ESA GNC Conference Papers Repository

Title:
MSR-ERO Rendezvous Navigation Sensors and Image Processing
Authors:
Keyvan Kanani, Alex Marchand, Alexandre Falcoz, Christian Kracht, Tristan Röll, Thomas Kämpfe, Antoine Lecocq, Michaël Richert, Pierre Goux, Thierry Bomer, Léo Novelli, Leila Lorenzoni, Manuel Sanchez Gestido
Presented at:
Sopot 2023
DOI:
Full paper:
Abstract:

The ESA/NASA Mars Sample Return campaign aims to return to Earth samples of Mars materials. The samples will be collected by the NASA provided perseverance rover, assembled in the Orbiting Sample which will then be injected in the Mars orbit by the NASA provided Mars Ascent Vehicle. The ESA provided Earth Return Orbiter (ERO) vehicle will then autonomously detect and rendezvous with the Orbiting Sample (OS) container in low Mars orbit, capture it, seal it, and safely bring it back to Earth. Airbus Defence and Space, under ESA contract, is designing and developing the ERO spacecraft and, in particular, its vision-based GNC system to be used during rendezvous (RDV). The GNC system includes two types of vision sensors: a Narrow Angle Camera (NAC) and a Light Detection and Ranging device (LiDAR), integrating their own image processing to provide ERO navigation with measurements of OS relative position. From the navigation standpoint, the MSR-ERO rendezvous is a non-cooperative rendezvous scenario with a target vehicle (the OS) characterized by an uncontrolled fast tumbling motion. Choice has been made to divide rendezvous into a far range phase (from ~50km to ~500m) and a close range phase (from ~500m to capture). In the far range the vision system is required to provide only OS relative line of sight (LoS) using the Narrow Angle Camera (NAC), provided by Sodern, as main sensor. The NAC has a 4.5deg field of view (FoV) and 1Mpx detector (Faintstar2). It integrates a centre of brightness algorithm robust to proton impacts on the detector. In the close range the main sensor is a scanning LiDAR provided by Jena-Optronik with an adaptable FoV from 0.5° to 40° and a maximum scan frequency of 2Hz which integrates a 3D barycentring processing to assess the OS position from 3D point cloud directly measured by the LiDAR. This paper focuses on the vision sensors of MSR-ERO spacecraft. In a first section, it describes the MSR mission, including its requirements, and recalls the vision sensor trade-off done in the early phases of MSR-ERO project.

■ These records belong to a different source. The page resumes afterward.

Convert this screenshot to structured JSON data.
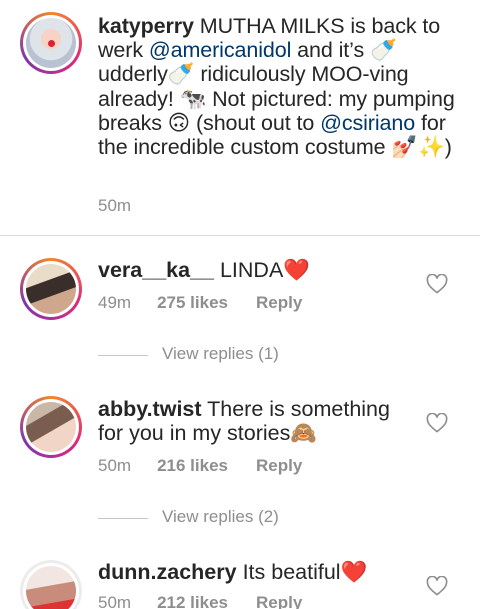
{
  "caption": {
    "username": "katyperry",
    "text_1": " MUTHA MILKS is back to werk ",
    "mention_1": "@americanidol",
    "text_2": " and it’s 🍼 udderly🍼 ridiculously MOO-ving already! 🐄 Not pictured: my pumping breaks 🙃 (shout out to ",
    "mention_2": "@csiriano",
    "text_3": " for the incredible custom costume 💅🏻✨)",
    "time": "50m"
  },
  "comments": [
    {
      "username": "vera__ka__",
      "text": " LINDA❤️",
      "time": "49m",
      "likes": "275 likes",
      "reply": "Reply",
      "view_replies": "View replies (1)"
    },
    {
      "username": "abby.twist",
      "text": " There is something for you in my stories🙈",
      "time": "50m",
      "likes": "216 likes",
      "reply": "Reply",
      "view_replies": "View replies (2)"
    },
    {
      "username": "dunn.zachery",
      "text": " Its beatiful❤️",
      "time": "50m",
      "likes": "212 likes",
      "reply": "Reply"
    }
  ],
  "icons": {
    "like": "heart-outline-icon"
  }
}
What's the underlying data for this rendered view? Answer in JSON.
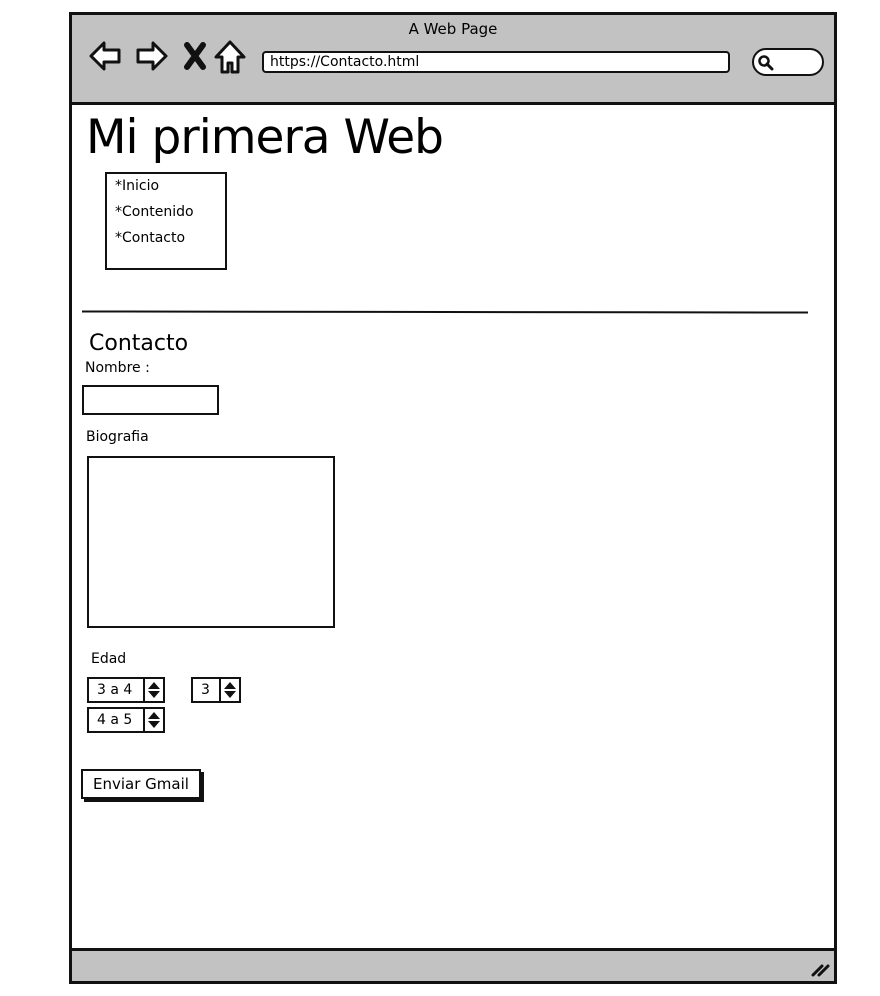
{
  "window": {
    "title": "A Web Page",
    "url": "https://Contacto.html"
  },
  "page": {
    "heading": "Mi primera Web"
  },
  "nav": {
    "items": [
      "*Inicio",
      "*Contenido",
      "*Contacto"
    ]
  },
  "contact": {
    "title": "Contacto",
    "name_label": "Nombre :",
    "bio_label": "Biografia",
    "age_label": "Edad",
    "age_steppers": [
      "3 a 4",
      "3",
      "4 a 5"
    ],
    "send_label": "Enviar Gmail"
  }
}
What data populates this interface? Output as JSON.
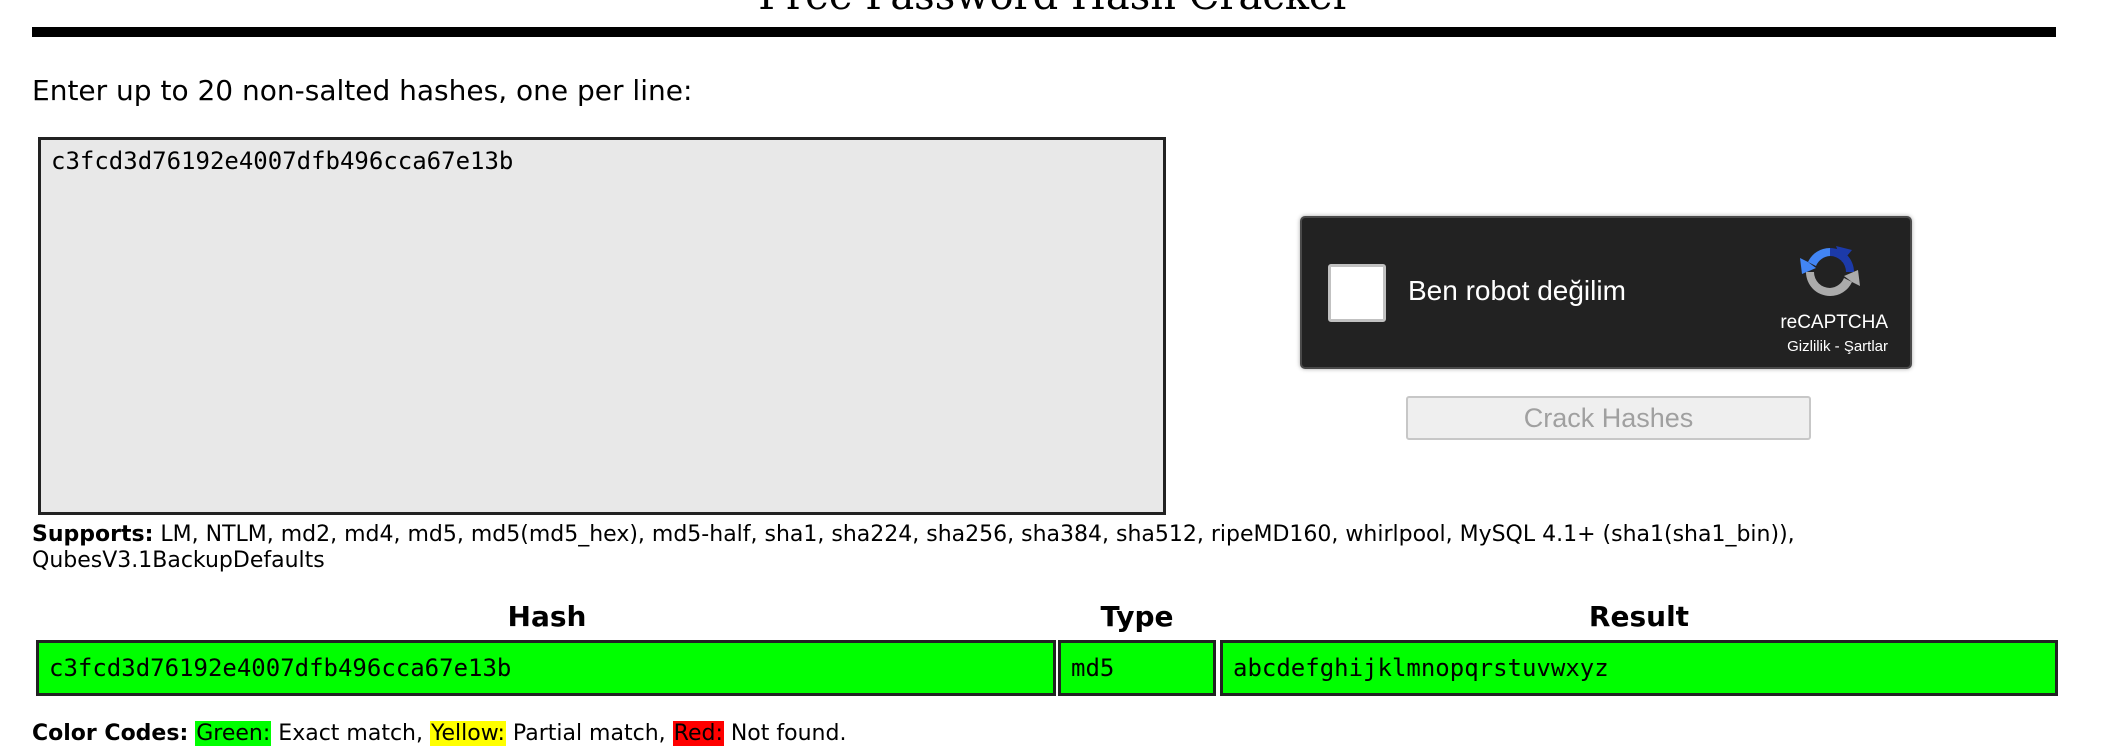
{
  "page": {
    "title": "Free Password Hash Cracker",
    "instructions": "Enter up to 20 non-salted hashes, one per line:"
  },
  "hash_input": {
    "value": "c3fcd3d76192e4007dfb496cca67e13b"
  },
  "recaptcha": {
    "checkbox_label": "Ben robot değilim",
    "brand": "reCAPTCHA",
    "privacy_link": "Gizlilik",
    "separator": " - ",
    "terms_link": "Şartlar",
    "logo_icon": "recaptcha-logo-icon"
  },
  "crack_button": {
    "label": "Crack Hashes",
    "enabled": false
  },
  "supports": {
    "label": "Supports:",
    "text": " LM, NTLM, md2, md4, md5, md5(md5_hex), md5-half, sha1, sha224, sha256, sha384, sha512, ripeMD160, whirlpool, MySQL 4.1+ (sha1(sha1_bin)), QubesV3.1BackupDefaults"
  },
  "results_table": {
    "columns": [
      "Hash",
      "Type",
      "Result"
    ],
    "rows": [
      {
        "hash": "c3fcd3d76192e4007dfb496cca67e13b",
        "type": "md5",
        "result": "abcdefghijklmnopqrstuvwxyz",
        "status_color": "#00ff00"
      }
    ]
  },
  "color_codes": {
    "label": "Color Codes:",
    "green": {
      "name": "Green:",
      "meaning": " Exact match,",
      "color": "#00ff00"
    },
    "yellow": {
      "name": "Yellow:",
      "meaning": " Partial match,",
      "color": "#ffff00"
    },
    "red": {
      "name": "Red:",
      "meaning": " Not found.",
      "color": "#ff0000"
    }
  }
}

Then, the vision sensor architecture within the ERO system and the sensors operation concept (board/ground) are presented in the second section and, in the third section, the selected sensors as well as their image processing are described in more details. An overview of their development plans is provided in the conclusions, together with the preliminary performance test results.